As a means to complement in vitro and in vivo studies on the toxicity of propolis extracts and their compounds, Lavinas et al. [42] analyzed the potential toxicity of these products in silico using ADMET Predictor™ software and found low toxicity, indicating that these compounds are potentially safe to use. Recent technological and scientific advances have contributed to the natural product-based drug discovery, such as tools that enable the analysis of genetic information, the prediction of chemical structures and pharmacological activities, and the integration of data sets with diverse information [153]

However, Lavinas et al. [42] emphasized the need for preclinical studies to demonstrate the efficacy of propolis in the development of future drugs. Recently, there are no clinical studies conducted with propolis of stingless bees; in addition, Chiu et al. [29] highlight that few clinical trials are conducted with propolis of the species A. mellifera and its active components, which present unsatisfactory results. The authors attribute the reduced efficacy of propolis in clinical trials to its low solubility in water and suggest the use of formulations in nanoparticles. Natural product-based nanoformulations have been proposed to solve problems such as the low solubility of these compounds in water, in addition to minimizing side effects of therapy against different types of cancers [154].

Khongkaew and Chaemsawang [155] evaluated the propolis of stingless bees in the formulation of nanoparticles and reported that it presents high physicochemical stability, besides not presenting toxicity in human fibroblast cells, and suggests future pharmaceutical applications.

11. Conclusions and Perspectives

Cancer is a highly complex disease in which alterations can occur in different genes, consequently altering multiple cells signaling pathways in different types of tumors. Most chemical treatments targeting cancer are not very selective and cause complications for patients and/or are very expensive. Therefore, research on natural products such as propolis is extremely relevant to identify new therapies that minimize side effects, increase the effectiveness of current treatments, and enable the development of new drugs with more effective mechanisms of action.

The scenario presented regarding the antitumor activity of propolis from stingless bees, as well as its mechanisms of action and induced cell death profile, demonstrates the substantial bioprospecting potential of this natural product. Given the diversity of stingless bee species distributed around the world, much remains to be investigated in the search for new prototypes for the development of anticancer drugs. However, with the accelerated loss of biodiversity due to anthropogenic activity, promoting the preservation of these species and their environments, as well as research on the antitumor activity of their bee products, is an urgent endeavor.
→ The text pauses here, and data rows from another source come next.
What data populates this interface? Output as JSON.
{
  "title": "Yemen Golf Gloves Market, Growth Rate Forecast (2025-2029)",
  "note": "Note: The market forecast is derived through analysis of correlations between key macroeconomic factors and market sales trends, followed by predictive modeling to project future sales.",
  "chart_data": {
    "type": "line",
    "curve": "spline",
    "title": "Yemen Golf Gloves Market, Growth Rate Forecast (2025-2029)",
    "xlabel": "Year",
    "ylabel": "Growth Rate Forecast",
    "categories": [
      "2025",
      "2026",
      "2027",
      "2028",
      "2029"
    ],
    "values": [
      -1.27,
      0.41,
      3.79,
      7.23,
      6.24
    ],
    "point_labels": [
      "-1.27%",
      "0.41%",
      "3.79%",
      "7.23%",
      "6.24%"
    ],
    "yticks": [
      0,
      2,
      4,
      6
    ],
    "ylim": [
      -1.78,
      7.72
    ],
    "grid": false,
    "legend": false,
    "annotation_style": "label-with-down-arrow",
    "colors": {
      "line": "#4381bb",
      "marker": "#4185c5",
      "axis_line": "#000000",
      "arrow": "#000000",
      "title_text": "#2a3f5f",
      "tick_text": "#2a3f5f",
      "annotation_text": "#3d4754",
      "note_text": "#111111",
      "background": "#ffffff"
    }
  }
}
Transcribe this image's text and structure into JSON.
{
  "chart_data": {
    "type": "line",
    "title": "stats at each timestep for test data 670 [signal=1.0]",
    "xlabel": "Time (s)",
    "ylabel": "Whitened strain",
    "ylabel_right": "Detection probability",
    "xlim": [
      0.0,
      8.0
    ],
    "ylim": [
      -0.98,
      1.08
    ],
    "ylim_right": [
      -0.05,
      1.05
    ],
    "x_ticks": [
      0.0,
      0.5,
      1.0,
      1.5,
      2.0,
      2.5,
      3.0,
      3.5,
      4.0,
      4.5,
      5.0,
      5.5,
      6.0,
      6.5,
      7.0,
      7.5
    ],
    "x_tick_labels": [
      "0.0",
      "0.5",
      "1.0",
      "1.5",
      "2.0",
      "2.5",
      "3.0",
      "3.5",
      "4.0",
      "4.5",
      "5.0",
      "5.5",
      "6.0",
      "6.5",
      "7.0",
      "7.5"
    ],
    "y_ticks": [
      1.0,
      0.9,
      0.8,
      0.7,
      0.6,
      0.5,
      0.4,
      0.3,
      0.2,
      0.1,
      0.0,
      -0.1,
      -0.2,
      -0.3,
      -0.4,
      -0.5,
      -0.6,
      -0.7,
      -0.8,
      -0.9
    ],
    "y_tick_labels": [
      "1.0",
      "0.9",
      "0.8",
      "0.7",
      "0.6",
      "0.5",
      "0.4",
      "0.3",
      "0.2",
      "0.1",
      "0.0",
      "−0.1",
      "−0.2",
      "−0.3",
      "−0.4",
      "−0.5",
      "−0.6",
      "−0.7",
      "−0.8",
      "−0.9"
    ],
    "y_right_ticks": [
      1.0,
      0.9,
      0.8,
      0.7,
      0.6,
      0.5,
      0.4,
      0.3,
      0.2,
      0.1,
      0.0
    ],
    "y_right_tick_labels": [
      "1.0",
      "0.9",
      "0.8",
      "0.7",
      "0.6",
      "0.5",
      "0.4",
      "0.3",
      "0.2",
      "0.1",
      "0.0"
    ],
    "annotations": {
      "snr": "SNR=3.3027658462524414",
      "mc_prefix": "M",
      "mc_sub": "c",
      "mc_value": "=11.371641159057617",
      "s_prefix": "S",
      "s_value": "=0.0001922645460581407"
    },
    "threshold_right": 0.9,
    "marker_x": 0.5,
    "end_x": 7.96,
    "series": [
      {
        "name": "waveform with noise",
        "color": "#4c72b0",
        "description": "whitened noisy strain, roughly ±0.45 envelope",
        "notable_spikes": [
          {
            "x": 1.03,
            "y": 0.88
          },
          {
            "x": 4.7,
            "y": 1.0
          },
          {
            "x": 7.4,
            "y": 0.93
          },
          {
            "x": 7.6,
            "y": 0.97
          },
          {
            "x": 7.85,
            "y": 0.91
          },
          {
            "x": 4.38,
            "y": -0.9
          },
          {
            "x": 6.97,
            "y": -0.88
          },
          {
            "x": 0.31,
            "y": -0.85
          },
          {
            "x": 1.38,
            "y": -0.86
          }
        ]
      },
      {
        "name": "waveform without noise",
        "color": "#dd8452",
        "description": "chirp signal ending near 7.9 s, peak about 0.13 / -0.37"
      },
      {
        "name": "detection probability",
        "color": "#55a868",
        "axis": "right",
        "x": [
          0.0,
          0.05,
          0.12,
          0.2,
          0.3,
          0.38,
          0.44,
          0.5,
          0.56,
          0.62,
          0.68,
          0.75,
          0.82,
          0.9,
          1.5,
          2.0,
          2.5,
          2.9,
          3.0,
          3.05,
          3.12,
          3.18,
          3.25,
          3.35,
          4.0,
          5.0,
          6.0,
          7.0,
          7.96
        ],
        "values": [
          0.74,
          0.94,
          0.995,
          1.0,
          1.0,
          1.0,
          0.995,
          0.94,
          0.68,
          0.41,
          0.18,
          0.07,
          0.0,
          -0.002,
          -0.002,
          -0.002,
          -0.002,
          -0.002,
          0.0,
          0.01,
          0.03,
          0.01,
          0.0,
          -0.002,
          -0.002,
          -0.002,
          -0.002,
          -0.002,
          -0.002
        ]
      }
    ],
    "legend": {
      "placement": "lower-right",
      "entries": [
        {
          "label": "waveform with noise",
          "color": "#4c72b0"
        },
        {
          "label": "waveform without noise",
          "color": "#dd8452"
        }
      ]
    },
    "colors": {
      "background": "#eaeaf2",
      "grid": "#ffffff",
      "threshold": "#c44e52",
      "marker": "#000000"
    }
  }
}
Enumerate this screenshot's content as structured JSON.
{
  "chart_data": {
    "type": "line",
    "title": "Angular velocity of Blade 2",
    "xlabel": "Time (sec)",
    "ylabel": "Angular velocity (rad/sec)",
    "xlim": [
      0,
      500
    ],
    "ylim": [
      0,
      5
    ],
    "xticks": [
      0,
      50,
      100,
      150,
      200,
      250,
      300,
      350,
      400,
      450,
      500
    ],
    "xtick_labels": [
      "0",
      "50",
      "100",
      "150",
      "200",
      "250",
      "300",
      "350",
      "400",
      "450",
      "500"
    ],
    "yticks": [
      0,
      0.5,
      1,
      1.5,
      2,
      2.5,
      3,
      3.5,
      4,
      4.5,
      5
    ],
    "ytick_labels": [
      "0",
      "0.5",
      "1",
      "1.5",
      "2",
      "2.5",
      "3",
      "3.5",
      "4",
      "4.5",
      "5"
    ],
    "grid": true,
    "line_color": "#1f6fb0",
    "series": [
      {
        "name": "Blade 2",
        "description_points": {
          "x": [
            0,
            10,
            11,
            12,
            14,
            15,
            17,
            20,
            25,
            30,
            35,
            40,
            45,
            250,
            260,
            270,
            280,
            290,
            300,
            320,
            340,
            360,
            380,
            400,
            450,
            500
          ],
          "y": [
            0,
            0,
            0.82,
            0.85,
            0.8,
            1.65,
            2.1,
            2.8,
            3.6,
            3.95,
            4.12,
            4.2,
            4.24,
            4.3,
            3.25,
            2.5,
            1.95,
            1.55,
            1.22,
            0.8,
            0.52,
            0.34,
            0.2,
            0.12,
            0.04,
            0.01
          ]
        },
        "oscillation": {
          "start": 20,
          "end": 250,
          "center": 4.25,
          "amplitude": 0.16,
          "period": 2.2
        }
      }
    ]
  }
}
Newman and Cragg [2] emphasize that natural products are still the best sources for the discovery of novel agents/active templates and offer the potential to discover novel structures that can lead to effective agents in a variety of human diseases, including cancer. In summary, the chemical diversity and different mechanisms of cell death induced by propolis from stingless bees reflect the promising potential of this product for the development of new antitumor drugs, which should be expanded through further preclinical and clinical studies.